Au final, comme cette histoire avec les vieux schnoks de la montagne, j’ai un peu fait traîné l’affaire, préférant entrer dans des donjons au pif plutôt que de suivre les indications approximatives du prêtre. Je veux dire, en plus, c’est son métier non ? Marier les gens et tout ça. Pourquoi est-ce qu’il m’envoie moi – archimage de l’académie et Oreille Noire de la confrérie Noire – régler les problèmes de coeur de tout ce pays de glandus ? Hein ? Je suis sûr que c’est parce que je suis un barbe diplômé de l’académie et que je porte pas de marteau à deux mains, qu’on s’est dit que je devais être un de ses bardes qui savent faire la différence ente le rose, le fushia et le prune ! Et que de fait, j’avais forcément lu « La drague pour les Nordiques nuls ».

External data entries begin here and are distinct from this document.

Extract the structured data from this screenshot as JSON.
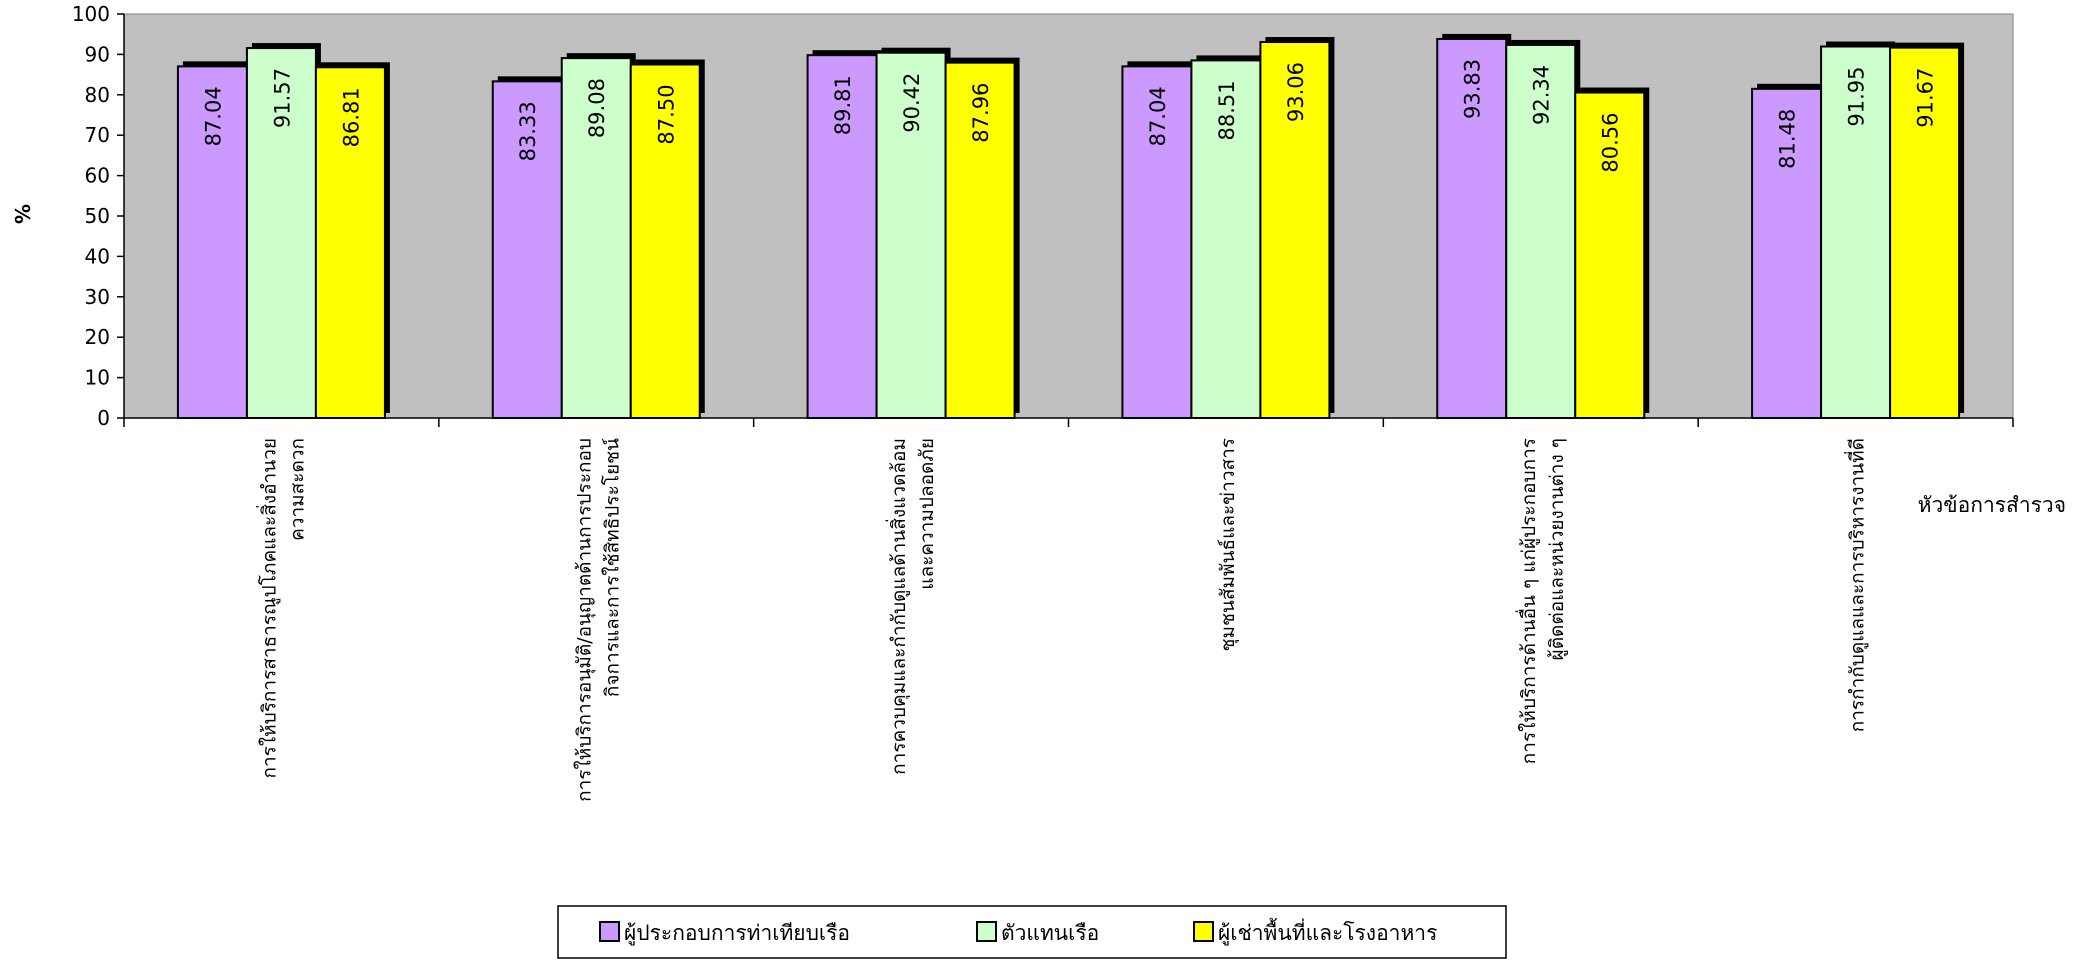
{
  "chart_data": {
    "type": "bar",
    "ylabel": "%",
    "xlabel": "หัวข้อการสำรวจ",
    "ylim": [
      0,
      100
    ],
    "yticks": [
      0,
      10,
      20,
      30,
      40,
      50,
      60,
      70,
      80,
      90,
      100
    ],
    "grid": false,
    "legend_position": "bottom",
    "categories": [
      [
        "การให้บริการสาธารณูปโภคและสิ่งอำนวย",
        "ความสะดวก"
      ],
      [
        "การให้บริการอนุมัติ/อนุญาตด้านการประกอบ",
        "กิจการและการใช้สิทธิประโยชน์"
      ],
      [
        "การควบคุมและกำกับดูแลด้านสิ่งแวดล้อม",
        "และความปลอดภัย"
      ],
      [
        "ชุมชนสัมพันธ์และข่าวสาร"
      ],
      [
        "การให้บริการด้านอื่น ๆ แก่ผู้ประกอบการ",
        "ผู้ติดต่อและหน่วยงานต่าง ๆ"
      ],
      [
        "การกำกับดูแลและการบริหารงานที่ดี"
      ]
    ],
    "series": [
      {
        "name": "ผู้ประกอบการท่าเทียบเรือ",
        "color": "#cc99ff",
        "values": [
          87.04,
          83.33,
          89.81,
          87.04,
          93.83,
          81.48
        ],
        "labels": [
          "87.04",
          "83.33",
          "89.81",
          "87.04",
          "93.83",
          "81.48"
        ]
      },
      {
        "name": "ตัวแทนเรือ",
        "color": "#ccffcc",
        "values": [
          91.57,
          89.08,
          90.42,
          88.51,
          92.34,
          91.95
        ],
        "labels": [
          "91.57",
          "89.08",
          "90.42",
          "88.51",
          "92.34",
          "91.95"
        ]
      },
      {
        "name": "ผู้เช่าพื้นที่และโรงอาหาร",
        "color": "#ffff00",
        "values": [
          86.81,
          87.5,
          87.96,
          93.06,
          80.56,
          91.67
        ],
        "labels": [
          "86.81",
          "87.50",
          "87.96",
          "93.06",
          "80.56",
          "91.67"
        ]
      }
    ],
    "plot_background": "#c0c0c0"
  }
}
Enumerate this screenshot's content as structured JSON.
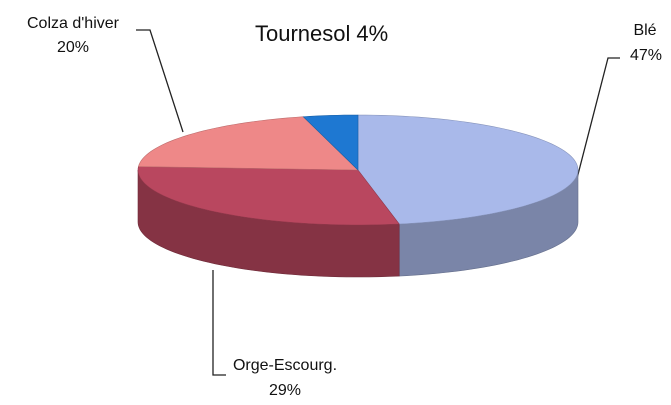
{
  "chart_data": {
    "type": "pie",
    "categories": [
      "Blé",
      "Orge-Escourg.",
      "Colza d'hiver",
      "Tournesol"
    ],
    "values": [
      47,
      29,
      20,
      4
    ],
    "value_labels": [
      "47%",
      "29%",
      "20%",
      "4%"
    ],
    "colors": [
      "#a9b9ea",
      "#b9475f",
      "#ee8888",
      "#1e78d2"
    ]
  }
}
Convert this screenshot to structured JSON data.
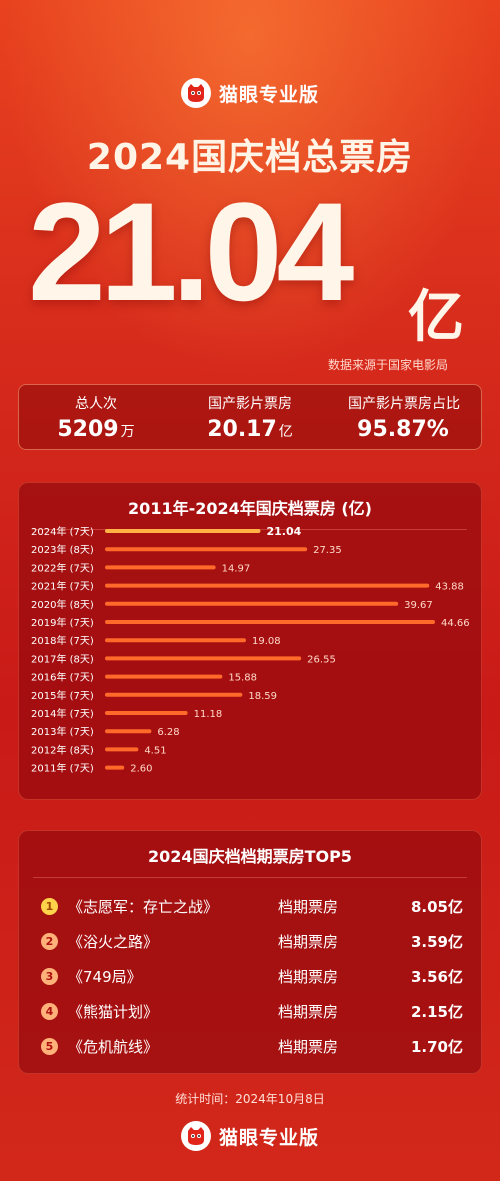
{
  "brand": {
    "name": "猫眼专业版"
  },
  "header": {
    "title": "2024国庆档总票房",
    "total_value": "21.04",
    "total_unit": "亿",
    "source": "数据来源于国家电影局"
  },
  "stats": [
    {
      "label": "总人次",
      "value": "5209",
      "unit": "万"
    },
    {
      "label": "国产影片票房",
      "value": "20.17",
      "unit": "亿"
    },
    {
      "label": "国产影片票房占比",
      "value": "95.87%",
      "unit": ""
    }
  ],
  "chart_data": {
    "type": "bar",
    "orientation": "horizontal",
    "title": "2011年-2024年国庆档票房 (亿)",
    "categories": [
      "2024年 (7天)",
      "2023年 (8天)",
      "2022年 (7天)",
      "2021年 (7天)",
      "2020年 (8天)",
      "2019年 (7天)",
      "2018年 (7天)",
      "2017年 (8天)",
      "2016年 (7天)",
      "2015年 (7天)",
      "2014年 (7天)",
      "2013年 (7天)",
      "2012年 (8天)",
      "2011年 (7天)"
    ],
    "values": [
      21.04,
      27.35,
      14.97,
      43.88,
      39.67,
      44.66,
      19.08,
      26.55,
      15.88,
      18.59,
      11.18,
      6.28,
      4.51,
      2.6
    ],
    "value_labels": [
      "21.04",
      "27.35",
      "14.97",
      "43.88",
      "39.67",
      "44.66",
      "19.08",
      "26.55",
      "15.88",
      "18.59",
      "11.18",
      "6.28",
      "4.51",
      "2.60"
    ],
    "colors": {
      "highlight": "#ffb347",
      "bar": "#ff6a2b",
      "label": "#ffd9c8",
      "highlight_label": "#ffffff"
    },
    "xlim": [
      0,
      44.66
    ]
  },
  "top5": {
    "title": "2024国庆档档期票房TOP5",
    "items": [
      {
        "rank": "1",
        "name": "《志愿军：存亡之战》",
        "tag": "档期票房",
        "value": "8.05亿"
      },
      {
        "rank": "2",
        "name": "《浴火之路》",
        "tag": "档期票房",
        "value": "3.59亿"
      },
      {
        "rank": "3",
        "name": "《749局》",
        "tag": "档期票房",
        "value": "3.56亿"
      },
      {
        "rank": "4",
        "name": "《熊猫计划》",
        "tag": "档期票房",
        "value": "2.15亿"
      },
      {
        "rank": "5",
        "name": "《危机航线》",
        "tag": "档期票房",
        "value": "1.70亿"
      }
    ]
  },
  "footer": {
    "time": "统计时间：2024年10月8日"
  }
}
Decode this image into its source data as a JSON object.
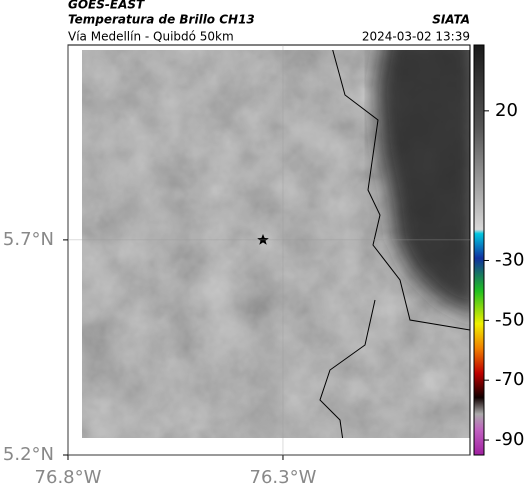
{
  "header": {
    "title": "GOES-EAST",
    "subtitle": "Temperatura de Brillo CH13",
    "source": "SIATA",
    "region": "Vía Medellín - Quibdó 50km",
    "timestamp": "2024-03-02 13:39"
  },
  "map": {
    "xlim": [
      -76.8,
      -75.865
    ],
    "ylim": [
      5.2,
      6.153
    ],
    "xticks": [
      {
        "value": -76.8,
        "label": "76.8°W"
      },
      {
        "value": -76.3,
        "label": "76.3°W"
      }
    ],
    "yticks": [
      {
        "value": 5.2,
        "label": "5.2°N"
      },
      {
        "value": 5.7,
        "label": "5.7°N"
      }
    ],
    "grid": true
  },
  "colorbar": {
    "lim": [
      -95,
      42
    ],
    "ticks": [
      20,
      -30,
      -50,
      -70,
      -90
    ]
  }
}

Bon, il m’est arrivé de lire un passage ou deux de « La femme de chambre argonienne », mais c’est tout !

J’ai buté l’Empereur, nom d’un slim… nom d’un simil… nom d’un smlilo… nom de Dieu ! Mon boulot, c’est d’égorger les gens, pas jouer les Cupidons ! Mon arc, il sert à dégommer du mammouth pour garder la forme, pas à autre chose ! Alors j’ai dit crotte ! Peut-être même que j’ai dite crotte de bique, je suis plus très sûr. Mais ce qui est sûr, c’est que j’allais pas me laisser embarquer dans des histoires de gonzesses !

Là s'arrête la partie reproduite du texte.